OK, that's what I thought might be the answer. However, I have seen a dog that is a retrieving fool (never tires from retrieving, has the highest prey drive in my training group) suddenly produce a no go. I actually thought that the dog looked confused. When the handler changed her tone, her dog then did the retrieve. I actually had the thought that somehow there really was confusion on the part of the dog. Just a thought.


----------



## EvanG (Apr 26, 2008)

mlopez said:


> I thought this was important enough to get its own thread, aside from the discussion in the weekly training. Also, it's self-serving, considering that I am in the middle of dealing with all of these.
> 
> Let's take Riot. We are just starting the T.
> 
> Also, if people are having no-goes at other stages of transition, feel free to jump in


So, to get to this point, did you ear pinch, stick fetch, Walking Fetch, and force to pile? What you do about no-goes is dependent upon what tools you have on board. Be reluctant to just "try" this or that, especially with an e-collar. Experimenting is not fair to the dog, and may do more harm than good.

EvanG


----------



## MarieP (Aug 21, 2011)

EvanG said:


> So, to get to this point, did you ear pinch, stick fetch, Walking Fetch, and force to pile? What you do about no-goes is dependent upon what tools you have on board. Be reluctant to just "try" this or that, especially with an e-collar. Experimenting is not fair to the dog, and may do more harm than good.


Yes, I sure did do all of those.
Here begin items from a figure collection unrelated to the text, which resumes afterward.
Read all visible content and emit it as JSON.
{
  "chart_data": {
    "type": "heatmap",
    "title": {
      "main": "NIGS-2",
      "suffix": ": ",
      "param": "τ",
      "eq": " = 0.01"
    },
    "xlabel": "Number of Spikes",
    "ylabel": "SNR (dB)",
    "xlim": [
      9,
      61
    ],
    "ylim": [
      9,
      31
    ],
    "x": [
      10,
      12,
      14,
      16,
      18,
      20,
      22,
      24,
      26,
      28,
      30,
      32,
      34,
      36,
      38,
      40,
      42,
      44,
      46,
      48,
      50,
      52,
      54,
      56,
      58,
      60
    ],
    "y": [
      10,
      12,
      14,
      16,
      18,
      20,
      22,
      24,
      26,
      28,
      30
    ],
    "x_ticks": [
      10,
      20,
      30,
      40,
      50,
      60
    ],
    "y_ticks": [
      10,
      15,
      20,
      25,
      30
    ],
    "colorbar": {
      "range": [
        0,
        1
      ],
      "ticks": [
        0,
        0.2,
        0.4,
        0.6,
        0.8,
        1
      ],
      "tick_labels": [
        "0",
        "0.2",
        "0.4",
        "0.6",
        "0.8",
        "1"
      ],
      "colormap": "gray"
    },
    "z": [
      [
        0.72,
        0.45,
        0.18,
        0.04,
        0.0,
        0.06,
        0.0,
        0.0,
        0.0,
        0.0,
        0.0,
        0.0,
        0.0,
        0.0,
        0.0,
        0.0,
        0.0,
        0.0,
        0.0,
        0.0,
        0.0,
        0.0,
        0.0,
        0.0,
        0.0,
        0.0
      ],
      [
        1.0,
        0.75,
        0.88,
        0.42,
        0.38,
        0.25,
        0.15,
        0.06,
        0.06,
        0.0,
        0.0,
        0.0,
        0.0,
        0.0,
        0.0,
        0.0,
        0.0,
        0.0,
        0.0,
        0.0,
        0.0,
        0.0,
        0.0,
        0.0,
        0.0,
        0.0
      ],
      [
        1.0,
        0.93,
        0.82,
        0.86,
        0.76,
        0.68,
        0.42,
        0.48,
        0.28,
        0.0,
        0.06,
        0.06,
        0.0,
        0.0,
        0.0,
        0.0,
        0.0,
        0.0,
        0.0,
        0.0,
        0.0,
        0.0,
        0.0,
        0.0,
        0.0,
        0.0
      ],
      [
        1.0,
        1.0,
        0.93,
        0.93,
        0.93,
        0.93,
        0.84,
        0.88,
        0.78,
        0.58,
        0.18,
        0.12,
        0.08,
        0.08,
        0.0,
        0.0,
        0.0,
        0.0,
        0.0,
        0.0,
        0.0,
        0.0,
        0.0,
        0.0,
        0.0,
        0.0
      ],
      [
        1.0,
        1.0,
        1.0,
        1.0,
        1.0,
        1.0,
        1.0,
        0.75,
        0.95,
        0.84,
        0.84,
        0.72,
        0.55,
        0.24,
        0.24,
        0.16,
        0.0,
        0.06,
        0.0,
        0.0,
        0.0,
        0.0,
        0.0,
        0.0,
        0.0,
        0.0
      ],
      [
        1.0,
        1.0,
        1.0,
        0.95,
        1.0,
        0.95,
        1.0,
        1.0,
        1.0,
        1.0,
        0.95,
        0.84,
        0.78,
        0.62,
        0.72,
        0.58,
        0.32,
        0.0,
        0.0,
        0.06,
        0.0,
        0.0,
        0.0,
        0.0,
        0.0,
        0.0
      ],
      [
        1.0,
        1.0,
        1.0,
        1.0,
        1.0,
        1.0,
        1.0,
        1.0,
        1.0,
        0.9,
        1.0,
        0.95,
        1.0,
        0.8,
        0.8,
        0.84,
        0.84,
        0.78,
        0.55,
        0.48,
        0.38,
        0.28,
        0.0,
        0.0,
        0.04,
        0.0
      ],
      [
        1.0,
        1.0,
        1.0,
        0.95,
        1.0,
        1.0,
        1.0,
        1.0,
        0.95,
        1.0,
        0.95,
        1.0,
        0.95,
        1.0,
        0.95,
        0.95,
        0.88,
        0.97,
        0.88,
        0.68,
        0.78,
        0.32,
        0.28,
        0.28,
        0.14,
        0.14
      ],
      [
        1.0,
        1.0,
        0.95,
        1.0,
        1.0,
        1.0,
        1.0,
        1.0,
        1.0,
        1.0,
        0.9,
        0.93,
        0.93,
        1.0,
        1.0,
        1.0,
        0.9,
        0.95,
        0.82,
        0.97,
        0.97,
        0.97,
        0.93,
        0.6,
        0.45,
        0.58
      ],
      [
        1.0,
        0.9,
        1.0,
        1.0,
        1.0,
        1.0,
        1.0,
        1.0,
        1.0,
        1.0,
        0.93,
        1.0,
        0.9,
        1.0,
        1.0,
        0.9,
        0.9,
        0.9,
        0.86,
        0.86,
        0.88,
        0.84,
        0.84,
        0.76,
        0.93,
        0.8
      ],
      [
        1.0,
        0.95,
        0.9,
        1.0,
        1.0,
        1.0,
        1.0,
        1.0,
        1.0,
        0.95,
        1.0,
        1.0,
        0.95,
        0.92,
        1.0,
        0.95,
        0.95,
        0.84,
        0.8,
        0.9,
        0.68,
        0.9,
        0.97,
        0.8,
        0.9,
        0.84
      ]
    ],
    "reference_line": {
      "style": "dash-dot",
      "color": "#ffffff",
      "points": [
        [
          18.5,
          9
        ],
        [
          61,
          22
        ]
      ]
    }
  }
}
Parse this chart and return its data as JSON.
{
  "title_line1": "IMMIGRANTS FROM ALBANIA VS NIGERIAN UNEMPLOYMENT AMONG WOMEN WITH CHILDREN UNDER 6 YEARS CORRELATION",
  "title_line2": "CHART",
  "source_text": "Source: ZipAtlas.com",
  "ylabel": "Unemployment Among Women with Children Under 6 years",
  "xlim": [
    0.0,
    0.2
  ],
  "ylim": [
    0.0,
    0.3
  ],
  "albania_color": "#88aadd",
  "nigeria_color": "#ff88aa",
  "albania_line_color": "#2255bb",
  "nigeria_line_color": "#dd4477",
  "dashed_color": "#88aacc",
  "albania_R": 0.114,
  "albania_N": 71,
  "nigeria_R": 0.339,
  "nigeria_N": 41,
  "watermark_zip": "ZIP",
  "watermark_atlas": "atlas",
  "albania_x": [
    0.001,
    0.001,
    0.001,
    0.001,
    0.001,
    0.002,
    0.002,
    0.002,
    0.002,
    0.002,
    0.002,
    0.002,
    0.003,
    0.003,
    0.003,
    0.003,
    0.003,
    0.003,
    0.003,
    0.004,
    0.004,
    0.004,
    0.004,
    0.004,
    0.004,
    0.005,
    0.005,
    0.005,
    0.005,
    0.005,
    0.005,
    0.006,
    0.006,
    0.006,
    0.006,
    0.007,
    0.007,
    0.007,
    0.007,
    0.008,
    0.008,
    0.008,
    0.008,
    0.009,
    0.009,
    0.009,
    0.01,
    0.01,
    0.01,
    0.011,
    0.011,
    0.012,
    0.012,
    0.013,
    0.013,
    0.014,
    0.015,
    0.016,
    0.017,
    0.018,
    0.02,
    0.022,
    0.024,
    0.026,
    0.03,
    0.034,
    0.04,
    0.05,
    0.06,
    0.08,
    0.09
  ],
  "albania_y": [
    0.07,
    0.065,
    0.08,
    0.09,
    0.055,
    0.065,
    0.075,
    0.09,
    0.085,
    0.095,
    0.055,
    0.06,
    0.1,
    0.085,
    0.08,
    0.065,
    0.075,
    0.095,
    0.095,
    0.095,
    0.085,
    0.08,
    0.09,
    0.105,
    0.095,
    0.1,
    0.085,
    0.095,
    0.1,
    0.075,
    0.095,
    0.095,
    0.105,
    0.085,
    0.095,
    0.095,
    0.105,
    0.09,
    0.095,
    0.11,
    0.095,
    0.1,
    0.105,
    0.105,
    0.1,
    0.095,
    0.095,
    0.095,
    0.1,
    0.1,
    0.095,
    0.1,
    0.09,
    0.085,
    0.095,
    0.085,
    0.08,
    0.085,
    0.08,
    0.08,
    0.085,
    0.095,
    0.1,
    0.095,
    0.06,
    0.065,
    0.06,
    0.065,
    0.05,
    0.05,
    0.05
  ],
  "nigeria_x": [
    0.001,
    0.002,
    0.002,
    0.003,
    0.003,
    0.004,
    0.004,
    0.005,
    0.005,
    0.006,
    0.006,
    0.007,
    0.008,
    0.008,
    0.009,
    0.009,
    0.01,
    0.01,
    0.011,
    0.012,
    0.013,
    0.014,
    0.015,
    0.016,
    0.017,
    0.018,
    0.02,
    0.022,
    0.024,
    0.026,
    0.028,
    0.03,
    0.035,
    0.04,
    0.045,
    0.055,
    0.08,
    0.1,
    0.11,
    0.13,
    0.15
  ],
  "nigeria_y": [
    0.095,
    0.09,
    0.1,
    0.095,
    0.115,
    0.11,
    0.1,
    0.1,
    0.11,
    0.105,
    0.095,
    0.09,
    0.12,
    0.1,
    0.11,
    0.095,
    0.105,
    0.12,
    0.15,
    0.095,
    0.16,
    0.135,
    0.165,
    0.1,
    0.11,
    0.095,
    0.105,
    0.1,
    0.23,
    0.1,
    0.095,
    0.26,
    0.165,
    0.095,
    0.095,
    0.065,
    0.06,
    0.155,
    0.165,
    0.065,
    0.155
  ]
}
I also went back to FTP after having trouble so that I could make sure I was being clear on what I wanted. Adding pressure with the e-collar was the last thing I tried. I'm not experimenting, I'm trying to figure out what works. Isn't that how you problem solve?


----------



## EvanG (Apr 26, 2008)

mlopez said:


> Yes, I sure did do all of those..... I'm not experimenting, I'm trying to figure out what works. Isn't that how you problem solve?


Yes it is. Someone had posted that you could, "You could try heel nick heel, then send." I'm not second guessing you on this, but rather simply issuing a caution. That's a good treatment, provided you know about the dog, so I asked what tools you had before offering a suggestion.

How did it go when you went back to FTP? Did you go through a full set of forcing; from your side, en route, and on "Back"?

EvanG


----------